Différents chercheurs pensent que l'accumulation de biens permettra à des chefs [5], sans que nous en connaissons les détails, des dons, des échanges ostentatoires, en témoigne la pratique du  potlatch,  qui est une lutte pour le prestige et qui s'opère par un échange de biens donnés ou détruits, auquel l'anthropologue Franz Boas consacrera des études, à la fin du XIXe siècle,  au travers des sociétés indiennes du Nord-Ouest américain (Kwakiutl, Haida, Tlingit, etc.). Ces luttes de prestige entraînent alors, des appropriations individuelles ou de groupes, des hiérarchies plus ou moins durables, le début de l’exploitation du travail (Testart, 1982), l’esclavage, la reconnaissance du droit de propriété, des fêtes somptuaires,  mais aussi la formation de réseaux élitistes, les sociétés secrètes, la circulation des objets de prestige, l’imposition des tabous, la gestion des guerres, etc. (Hayden, 2008, 2013).   associées ici ou là à des constructions de monuments funéraires imposants, de type mégalithe, tertre ou tumulus, avec ici et là un certain nombre d’organisations politiques de type « ploutocratie ostentatoire » (Testart, 2012), où ceux qui ne peuvent disposer de surplus sont exclus des manifestations collectives, et partant, marginalisés (Dietler et Herbich, 2001). A partir de là, on peut comprendre aisément la part de calcul, de ruse, de stratégies permettant aux nouveaux  "chefs" à faire accepter de la part  le groupe les nouvelles règles de pouvoir, les hiérarchies fondées en partie sur la dette (Hayden, 2008), principal outil d’inégalités de toute l’histoire, nous le verrons : « se servir des surplus de nourriture pour créer des dettes contractuelles réciproques et pour forger des alliances puissantes était l'un des moyens les plus universels d'acquérir des avantages politiques et économiques dans des sociétés transégalitaires [6]… » (Ariès, 2016)

[3]   Sahlins précisait déjà dans les années 1960 que certains chasseurs-cueilleurs nomades pouvaient avoir en réserve une année de consommation (Moreau de Bellaing, 1982).

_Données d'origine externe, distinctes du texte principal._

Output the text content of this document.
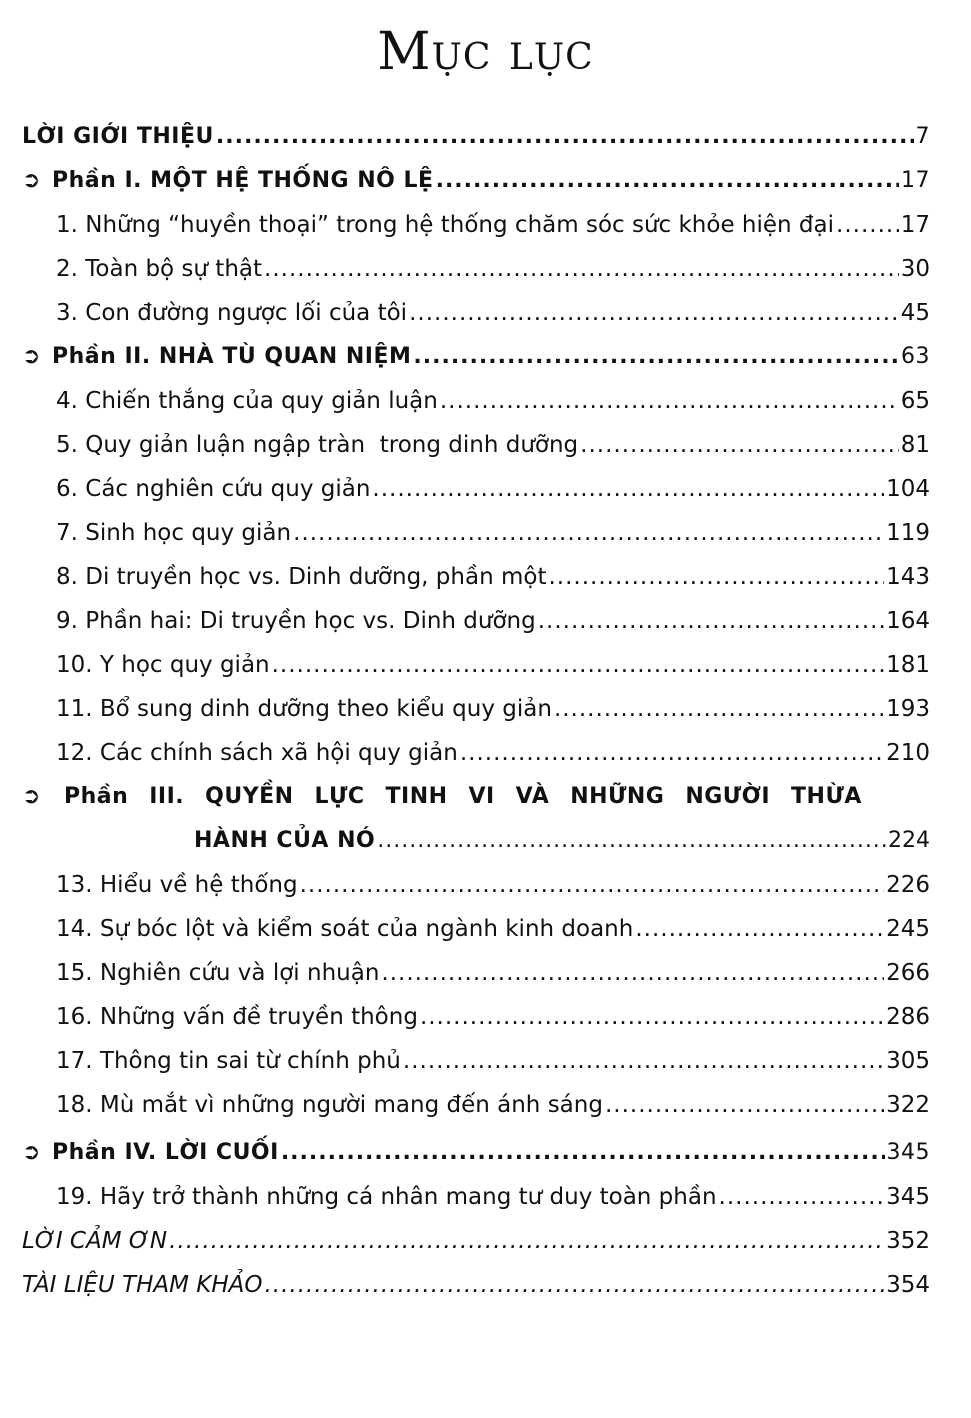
Mục lục
LỜI GIỚI THIỆU .....	7
➲ Phần I. MỘT HỆ THỐNG NÔ LỆ .....	17
1. Những “huyền thoại” trong hệ thống chăm sóc sức khỏe hiện đại .....	17
2. Toàn bộ sự thật .....	30
3. Con đường ngược lối của tôi .....	45
➲ Phần II. NHÀ TÙ QUAN NIỆM .....	63
4. Chiến thắng của quy giản luận .....	65
5. Quy giản luận ngập tràn  trong dinh dưỡng .....	81
6. Các nghiên cứu quy giản .....	104
7. Sinh học quy giản .....	119
8. Di truyền học vs. Dinh dưỡng, phần một .....	143
9. Phần hai: Di truyền học vs. Dinh dưỡng .....	164
10. Y học quy giản .....	181
11. Bổ sung dinh dưỡng theo kiểu quy giản .....	193
12. Các chính sách xã hội quy giản .....	210
➲	Phần III. QUYỀN LỰC TINH VI VÀ NHỮNG NGƯỜI THỪA
HÀNH CỦA NÓ .....	224
13. Hiểu về hệ thống .....	226
14. Sự bóc lột và kiểm soát của ngành kinh doanh .....	245
15. Nghiên cứu và lợi nhuận .....	266
16. Những vấn đề truyền thông .....	286
17. Thông tin sai từ chính phủ .....	305
18. Mù mắt vì những người mang đến ánh sáng .....	322
➲ Phần IV. LỜI CUỐI .....	345
19. Hãy trở thành những cá nhân mang tư duy toàn phần .....	345
LỜI CẢM ƠN .....	352
TÀI LIỆU THAM KHẢO .....	354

[4] Jean Guilaine, L’héritage néolithique, interview pour Sciences Humaines, 03 mai 2011 , source :  https://www.scienceshumaines.com/l-heritage-neolithique-entretien-avec-jean-guilaine_fr_27195.html

[5]  La division sexuelle des tâches, déjà présente au  paléolithique, est un phénomène quasi-universel (Brown 1970 ; Boisseau 1977), et réserve le plus souvent aux  hommes les domaines clefs du pouvoir :  la chasse, la guerre et la politique. (Pétillon et Darmangeat, 2018). « on n’a jamais trouvé de vraie société matriarcale, où ce serait les femmes qui auraient l’exclusivité du pouvoir et dirigeraient la société et les  hommes. Cela n’existe pas… » (Cauvin, 1985).

[6]  Entre sociétés égalitaires originelles et sociétés inégalitaires, elles se distingueraient, selon Brian Hayden (cf. bibliographie), par une sédentarité saisonnière, un développement du stockage, une compétition économique, un usage des biens de prestige, le culte des ancêtres, etc., permettant de réduire le rôle du partage, de faire naître la propriété privée des productions et des ressources et leur transmission par héritage, les hiérarchies de pouvoir, etc.

 

Les richesses permettent aussi l’élaboration des prestations patrimoniales, chez les chasseurs-cueilleurs sédentaires et stockeurs. Selon Testart, tant que la richesse est « usufondée », c’est-à-dire fondée sur l’usage  et ne s’investit pas dans la propriété des terres (propriété « fundiaire »), elle sert à payer « le prix de la fiancée », réclamée par la belle famille, ou celui du sang (wergeld), et formerait ainsi une sorte de monnaie primitive, qu’on retrouve dans de nombreuses sociétés néolithiques.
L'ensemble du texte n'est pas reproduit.